Hayatta bazı insanlar vardır, hayallerinin peşinden koşan ve belki sizin imkansız olduğunu düşüneceğiniz şeyleri yapabilen. Kimine göre çılgınlıktır bu, kimine göreyse cesaret.
Biyografi türündeki Tehlikeli Yürüyüş (orijinal adıyla The Walk) filminde hayallerinin peşinde koşan, “Hayat çok kısa tek çare heyecan.” diyen Fransız gösteri ustası Philippe Petit‘in gerçek yaşam hikayesini izliyoruz.
Filmin Konusu:
1974 yılında, Phillippe Petit adlı Fransız ip cambazı kariyerinin belki de en tehlikeli denemesine girişir; New York’taki ünlü Dünya Ticaret Merkezi Kulelerinin arasına gereceği ipin üzerinde yürümek.
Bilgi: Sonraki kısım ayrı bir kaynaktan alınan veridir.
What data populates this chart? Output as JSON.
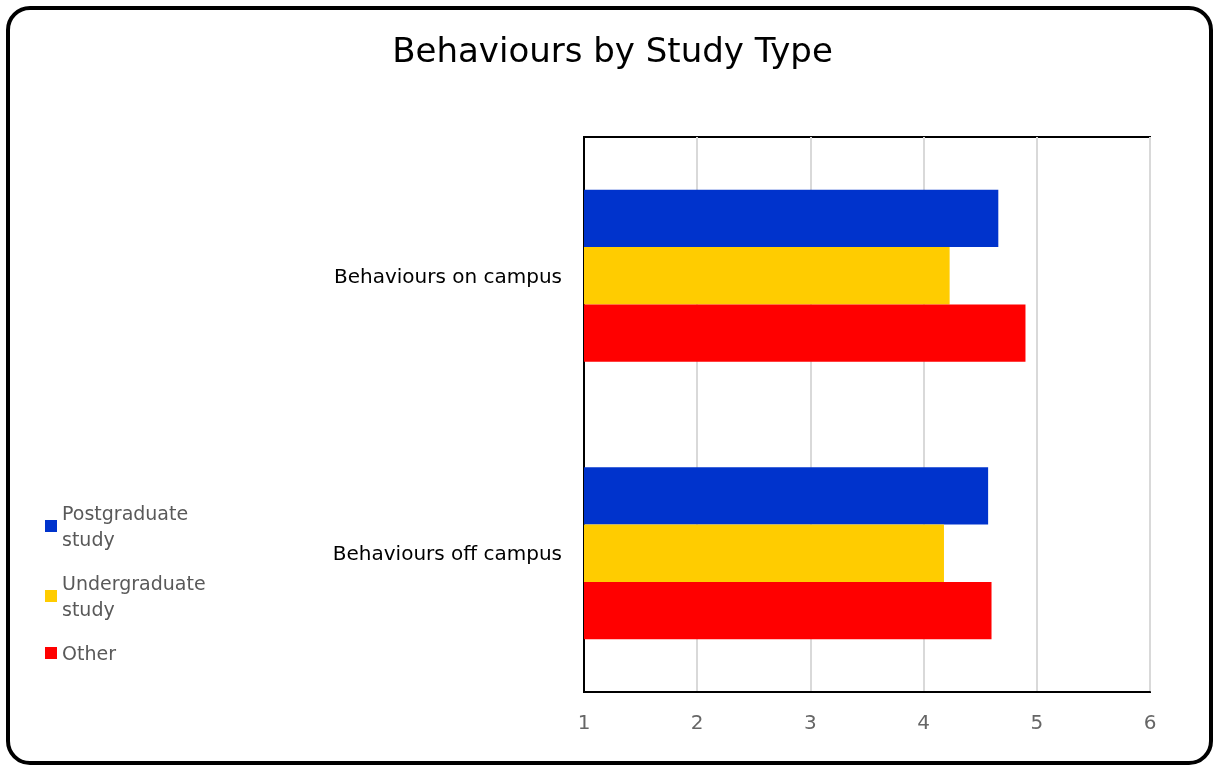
{
  "chart_data": {
    "type": "bar",
    "orientation": "horizontal",
    "title": "Behaviours by Study Type",
    "categories": [
      "Behaviours on campus",
      "Behaviours off campus"
    ],
    "series": [
      {
        "name": "Postgraduate study",
        "color": "#0033cc",
        "values": [
          4.66,
          4.57
        ]
      },
      {
        "name": "Undergraduate study",
        "color": "#ffcc00",
        "values": [
          4.23,
          4.18
        ]
      },
      {
        "name": "Other",
        "color": "#ff0000",
        "values": [
          4.9,
          4.6
        ]
      }
    ],
    "xlim": [
      1,
      6
    ],
    "xticks": [
      1,
      2,
      3,
      4,
      5,
      6
    ],
    "grid": "x",
    "legend": "left"
  }
}
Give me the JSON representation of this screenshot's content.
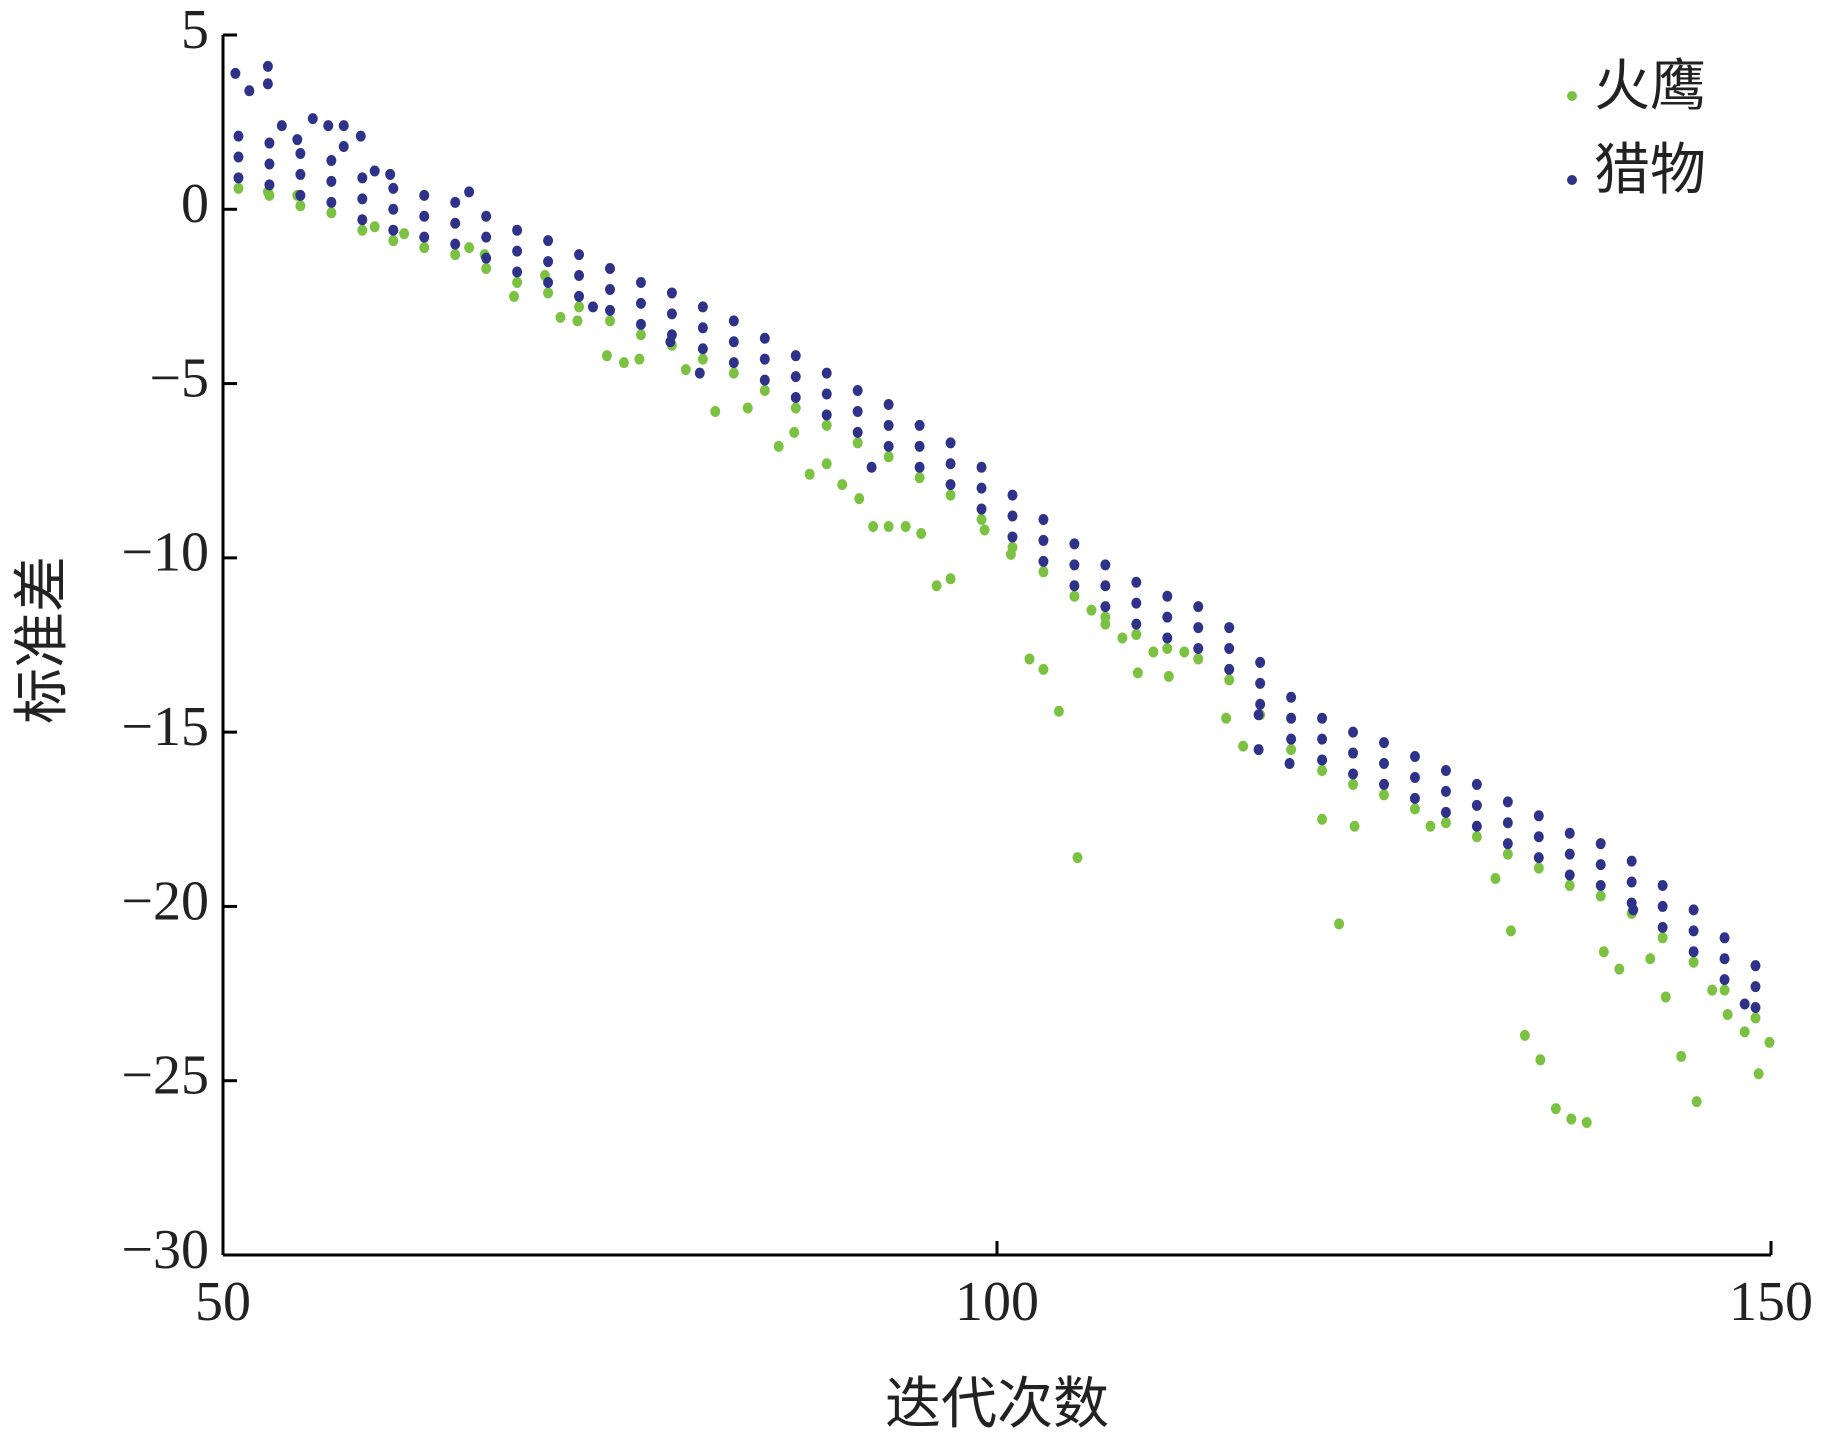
{
  "chart_data": {
    "type": "scatter",
    "xlabel": "迭代次数",
    "ylabel": "标准差",
    "xlim": [
      50,
      150
    ],
    "ylim": [
      -30,
      5
    ],
    "xticks": [
      50,
      100,
      150
    ],
    "yticks": [
      5,
      0,
      {
        "value": -5,
        "label": "−5"
      },
      {
        "value": -10,
        "label": "−10"
      },
      {
        "value": -15,
        "label": "−15"
      },
      {
        "value": -20,
        "label": "−20"
      },
      {
        "value": -25,
        "label": "−25"
      },
      {
        "value": -30,
        "label": "−30"
      }
    ],
    "legend": "upper right",
    "series": [
      {
        "name": "火鹰",
        "color": "#7cc242",
        "x": [
          51,
          53,
          55,
          57,
          59,
          61,
          63,
          65,
          67,
          69,
          71,
          73,
          75,
          77,
          79,
          81,
          83,
          85,
          87,
          89,
          91,
          93,
          95,
          97,
          99,
          101,
          103,
          105,
          107,
          109,
          111,
          113,
          115,
          117,
          119,
          121,
          123,
          125,
          127,
          129,
          131,
          133,
          135,
          137,
          139,
          141,
          143,
          145,
          147,
          149,
          52.9,
          54.8,
          59.8,
          61.7,
          65.9,
          66.9,
          68.8,
          70.8,
          71.8,
          72.9,
          74.8,
          75.9,
          76.9,
          79.9,
          81.8,
          83.9,
          85.9,
          86.9,
          87.9,
          89,
          90,
          91.1,
          92,
          93,
          94.1,
          95.1,
          96.1,
          97,
          99.2,
          100.9,
          102.1,
          103,
          104,
          105.2,
          106.1,
          107,
          108.1,
          109.1,
          110.1,
          111.1,
          112.1,
          114.8,
          115.9,
          121,
          123.1,
          122.1,
          128,
          132.2,
          133.2,
          134.1,
          135.1,
          136.1,
          137.1,
          138.1,
          139.2,
          140.2,
          142.2,
          143.2,
          144.2,
          145.2,
          146.2,
          147.2,
          148.3,
          149.2,
          149.9
        ],
        "y": [
          0.6,
          0.4,
          0.1,
          -0.1,
          -0.6,
          -0.9,
          -1.1,
          -1.3,
          -1.7,
          -2.1,
          -2.4,
          -2.8,
          -3.2,
          -3.6,
          -3.9,
          -4.3,
          -4.7,
          -5.2,
          -5.7,
          -6.2,
          -6.7,
          -7.1,
          -7.7,
          -8.2,
          -8.9,
          -9.7,
          -10.4,
          -11.1,
          -11.7,
          -12.2,
          -12.6,
          -12.9,
          -13.5,
          -14.5,
          -15.5,
          -16.1,
          -16.5,
          -16.8,
          -17.2,
          -17.6,
          -18,
          -18.5,
          -18.9,
          -19.4,
          -19.7,
          -20.2,
          -20.9,
          -21.6,
          -22.4,
          -23.2,
          0.5,
          0.4,
          -0.5,
          -0.7,
          -1.1,
          -1.3,
          -2.5,
          -1.9,
          -3.1,
          -3.2,
          -4.2,
          -4.4,
          -4.3,
          -4.6,
          -5.8,
          -5.7,
          -6.8,
          -6.4,
          -7.6,
          -7.3,
          -7.9,
          -8.3,
          -9.1,
          -9.1,
          -9.1,
          -9.3,
          -10.8,
          -10.6,
          -9.2,
          -9.9,
          -12.9,
          -13.2,
          -14.4,
          -18.6,
          -11.5,
          -11.9,
          -12.3,
          -13.3,
          -12.7,
          -13.4,
          -12.7,
          -14.6,
          -15.4,
          -17.5,
          -17.7,
          -20.5,
          -17.7,
          -19.2,
          -20.7,
          -23.7,
          -24.4,
          -25.8,
          -26.1,
          -26.2,
          -21.3,
          -21.8,
          -21.5,
          -22.6,
          -24.3,
          -25.6,
          -22.4,
          -23.1,
          -23.6,
          -24.8,
          -23.9
        ]
      },
      {
        "name": "猎物",
        "color": "#2e3389",
        "x": [
          51,
          51,
          51,
          53,
          53,
          53,
          55,
          55,
          55,
          57,
          57,
          57,
          59,
          59,
          59,
          61,
          61,
          61,
          63,
          63,
          63,
          65,
          65,
          65,
          67,
          67,
          67,
          69,
          69,
          69,
          71,
          71,
          71,
          73,
          73,
          73,
          75,
          75,
          75,
          77,
          77,
          77,
          79,
          79,
          79,
          81,
          81,
          81,
          83,
          83,
          83,
          85,
          85,
          85,
          87,
          87,
          87,
          89,
          89,
          89,
          91,
          91,
          91,
          93,
          93,
          93,
          95,
          95,
          95,
          97,
          97,
          97,
          99,
          99,
          99,
          101,
          101,
          101,
          103,
          103,
          103,
          105,
          105,
          105,
          107,
          107,
          107,
          109,
          109,
          109,
          111,
          111,
          111,
          113,
          113,
          113,
          115,
          115,
          115,
          117,
          117,
          117,
          119,
          119,
          119,
          121,
          121,
          121,
          123,
          123,
          123,
          125,
          125,
          125,
          127,
          127,
          127,
          129,
          129,
          129,
          131,
          131,
          131,
          133,
          133,
          133,
          135,
          135,
          135,
          137,
          137,
          137,
          139,
          139,
          139,
          141,
          141,
          141,
          143,
          143,
          143,
          145,
          145,
          145,
          147,
          147,
          147,
          149,
          149,
          149,
          50.8,
          51.7,
          52.9,
          52.9,
          53.8,
          54.8,
          55.8,
          56.8,
          57.8,
          57.8,
          58.9,
          59.8,
          60.8,
          65.9,
          73.9,
          78.9,
          80.8,
          91.9,
          116.9,
          116.9,
          118.9,
          141.1,
          148.3
        ],
        "y": [
          2.1,
          1.5,
          0.9,
          1.9,
          1.3,
          0.7,
          1.6,
          1,
          0.4,
          1.4,
          0.8,
          0.2,
          0.9,
          0.3,
          -0.3,
          0.6,
          0,
          -0.6,
          0.4,
          -0.2,
          -0.8,
          0.2,
          -0.4,
          -1,
          -0.2,
          -0.8,
          -1.4,
          -0.6,
          -1.2,
          -1.8,
          -0.9,
          -1.5,
          -2.1,
          -1.3,
          -1.9,
          -2.5,
          -1.7,
          -2.3,
          -2.9,
          -2.1,
          -2.7,
          -3.3,
          -2.4,
          -3,
          -3.6,
          -2.8,
          -3.4,
          -4,
          -3.2,
          -3.8,
          -4.4,
          -3.7,
          -4.3,
          -4.9,
          -4.2,
          -4.8,
          -5.4,
          -4.7,
          -5.3,
          -5.9,
          -5.2,
          -5.8,
          -6.4,
          -5.6,
          -6.2,
          -6.8,
          -6.2,
          -6.8,
          -7.4,
          -6.7,
          -7.3,
          -7.9,
          -7.4,
          -8,
          -8.6,
          -8.2,
          -8.8,
          -9.4,
          -8.9,
          -9.5,
          -10.1,
          -9.6,
          -10.2,
          -10.8,
          -10.2,
          -10.8,
          -11.4,
          -10.7,
          -11.3,
          -11.9,
          -11.1,
          -11.7,
          -12.3,
          -11.4,
          -12,
          -12.6,
          -12,
          -12.6,
          -13.2,
          -13,
          -13.6,
          -14.2,
          -14,
          -14.6,
          -15.2,
          -14.6,
          -15.2,
          -15.8,
          -15,
          -15.6,
          -16.2,
          -15.3,
          -15.9,
          -16.5,
          -15.7,
          -16.3,
          -16.9,
          -16.1,
          -16.7,
          -17.3,
          -16.5,
          -17.1,
          -17.7,
          -17,
          -17.6,
          -18.2,
          -17.4,
          -18,
          -18.6,
          -17.9,
          -18.5,
          -19.1,
          -18.2,
          -18.8,
          -19.4,
          -18.7,
          -19.3,
          -19.9,
          -19.4,
          -20,
          -20.6,
          -20.1,
          -20.7,
          -21.3,
          -20.9,
          -21.5,
          -22.1,
          -21.7,
          -22.3,
          -22.9,
          3.9,
          3.4,
          4.1,
          3.6,
          2.4,
          2,
          2.6,
          2.4,
          2.4,
          1.8,
          2.1,
          1.1,
          1,
          0.5,
          -2.8,
          -3.8,
          -4.7,
          -7.4,
          -14.5,
          -15.5,
          -15.9,
          -20.1,
          -22.8
        ]
      }
    ]
  }
}
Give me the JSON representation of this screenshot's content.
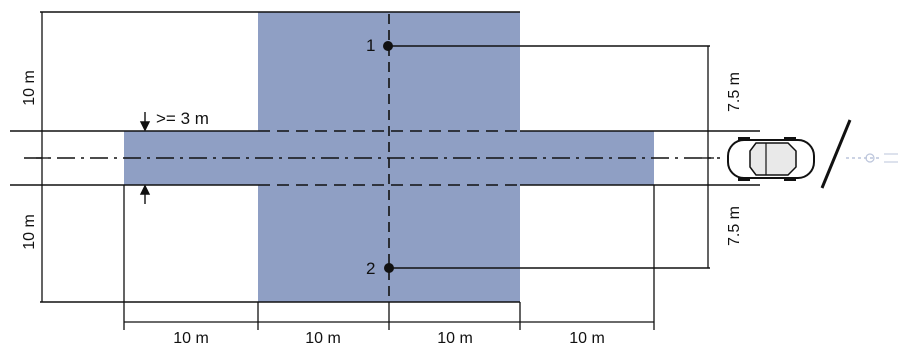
{
  "colors": {
    "zone_fill": "#8f9fc4",
    "line": "#111111",
    "background": "#ffffff"
  },
  "labels": {
    "dim_top_left": "10 m",
    "dim_bottom_left": "10 m",
    "lane_width": ">= 3 m",
    "dim_right_top": "7.5 m",
    "dim_right_bottom": "7.5 m",
    "dim_bottom": [
      "10 m",
      "10 m",
      "10 m",
      "10 m"
    ],
    "point_1": "1",
    "point_2": "2"
  },
  "icons": {
    "vehicle": "car-icon",
    "sensor": "sensor-beam-icon"
  }
}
Philippe Petit küçük yaştan itibaren sirklerdeki gösterileri gizlice ve merakla izlemektedir. Zamanla kendisi de ip cambazlığı alıştırmalarına başlar ve ilerleyen zamanlarda yasal olmayan bazı gösterileri gerçekleştirerek haberlere konu olur ve insanların ilgisini çeker.
En yüksek mesafelerde yürüme hayalini kuran Phillippe, bir gün dişçide sıra beklerken bir gazetede inşaatına yeni başlanan, o dönemde dünyanın en büyük kuleleri olacak Dünya Ticaret Merkezi Kulelerini (11 Eylül 2001’de terör saldırısında yok olan ikiz kuleler) görür ve o anda bu iki kulenin arasına ip gerip yürümek en büyük hayali olur. Bu hedef onun için bir tutkuya dönüşecektir. Akıl hocası Papa Rudy‘nin yardımı ve desteğiyle tüm engellere ve risklere meydan okuyarak kulelerin arasına ip gerip korumasız bir şekilde bu tehlikeli yürüyüşü gerçekleştirmeyi planlar. Philippe Petit, tanıştığı yeni kişilerin de desteğiyle, 7 Ağustos sabahına doğru kulelerin arasına çelik kablo düzeneğini yerleştirir. O günlerde henüz tamamlanmamış olan ve kısmen kullanılan kulelerin arasında dans eden bu cambaz, tüm dünyanın ilgisini çekmeyi başaracaktır.
Özellikle yükseklik korkusu olanlar için bu yürüyüş bir anlamda “ölüm” demekken Philippe için tam tersine “hayat” demektir.